Desculpem-me se ofendo alguém, mas é só a minha revolta a falar. Como é possível que continuem a chacinar um povo que, por ser tão pequeno, continua sem voz para se fazer ouvir. Não me digam que é entre eles, são as diferentes facções que não se dão? Uma ova é que é! São apenas interesses económicos a falar.
Revolta-me isto. Porque será que penas quando a sua voz se junta à do povo português é que eles são ouvidos e respeitados como seres humanos, ainda que os fulanos da comunidade internacional o façam só por fachada?

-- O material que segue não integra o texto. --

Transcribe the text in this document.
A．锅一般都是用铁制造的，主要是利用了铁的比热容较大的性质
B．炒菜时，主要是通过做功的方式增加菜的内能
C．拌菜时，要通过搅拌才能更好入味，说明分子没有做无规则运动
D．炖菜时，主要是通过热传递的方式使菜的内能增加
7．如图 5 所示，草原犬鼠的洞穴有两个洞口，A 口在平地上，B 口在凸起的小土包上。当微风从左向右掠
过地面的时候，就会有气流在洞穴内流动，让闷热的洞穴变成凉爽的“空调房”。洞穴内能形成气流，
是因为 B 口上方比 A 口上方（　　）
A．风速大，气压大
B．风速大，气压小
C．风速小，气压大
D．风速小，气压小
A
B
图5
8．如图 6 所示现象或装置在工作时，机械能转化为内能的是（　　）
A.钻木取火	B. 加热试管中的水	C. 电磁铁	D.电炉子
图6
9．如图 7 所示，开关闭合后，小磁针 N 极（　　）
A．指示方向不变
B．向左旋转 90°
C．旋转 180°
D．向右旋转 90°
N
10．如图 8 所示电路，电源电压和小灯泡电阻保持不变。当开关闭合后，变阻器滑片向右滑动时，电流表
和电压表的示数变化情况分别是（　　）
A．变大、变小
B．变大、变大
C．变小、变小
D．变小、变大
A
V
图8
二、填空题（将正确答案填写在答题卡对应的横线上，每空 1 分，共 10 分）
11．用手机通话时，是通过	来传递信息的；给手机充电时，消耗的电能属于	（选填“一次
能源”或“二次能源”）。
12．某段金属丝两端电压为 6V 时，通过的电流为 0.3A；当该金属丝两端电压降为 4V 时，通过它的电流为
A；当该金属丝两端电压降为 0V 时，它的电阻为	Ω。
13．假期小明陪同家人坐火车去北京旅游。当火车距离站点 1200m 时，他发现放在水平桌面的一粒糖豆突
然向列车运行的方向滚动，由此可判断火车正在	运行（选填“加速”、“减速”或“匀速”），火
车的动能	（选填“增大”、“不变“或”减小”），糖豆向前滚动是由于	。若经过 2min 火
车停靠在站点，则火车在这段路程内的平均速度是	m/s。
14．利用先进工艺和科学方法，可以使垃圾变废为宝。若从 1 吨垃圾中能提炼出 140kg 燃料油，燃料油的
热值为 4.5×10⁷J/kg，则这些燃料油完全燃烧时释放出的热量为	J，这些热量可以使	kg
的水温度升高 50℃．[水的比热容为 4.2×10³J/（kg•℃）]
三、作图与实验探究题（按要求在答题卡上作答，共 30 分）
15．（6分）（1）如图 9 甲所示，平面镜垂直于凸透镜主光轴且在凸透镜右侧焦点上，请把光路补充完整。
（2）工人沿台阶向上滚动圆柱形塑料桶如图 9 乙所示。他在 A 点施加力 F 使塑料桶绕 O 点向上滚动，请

Um povo que continua na miséria mesmo de pois da independência, que contínua na pobreza quando com um pouco de honestidade, de lealdade, de solidariedade poderia salvar a situação. E mais incrível é que mesmo que vá um português e tente, vem sempre algum sacana australiano que dá volta á situação. Políticos corruptos, que deixaram à muito o seus ideais pela cor do dinheiro.
Deixem esse povo em paz. Deixem o povo falar, deixem o povo da montanha viver na sua paz, na paz da montanha, essa paz perturbada apenas pela chuva da monção que embala com seu cântico as horas.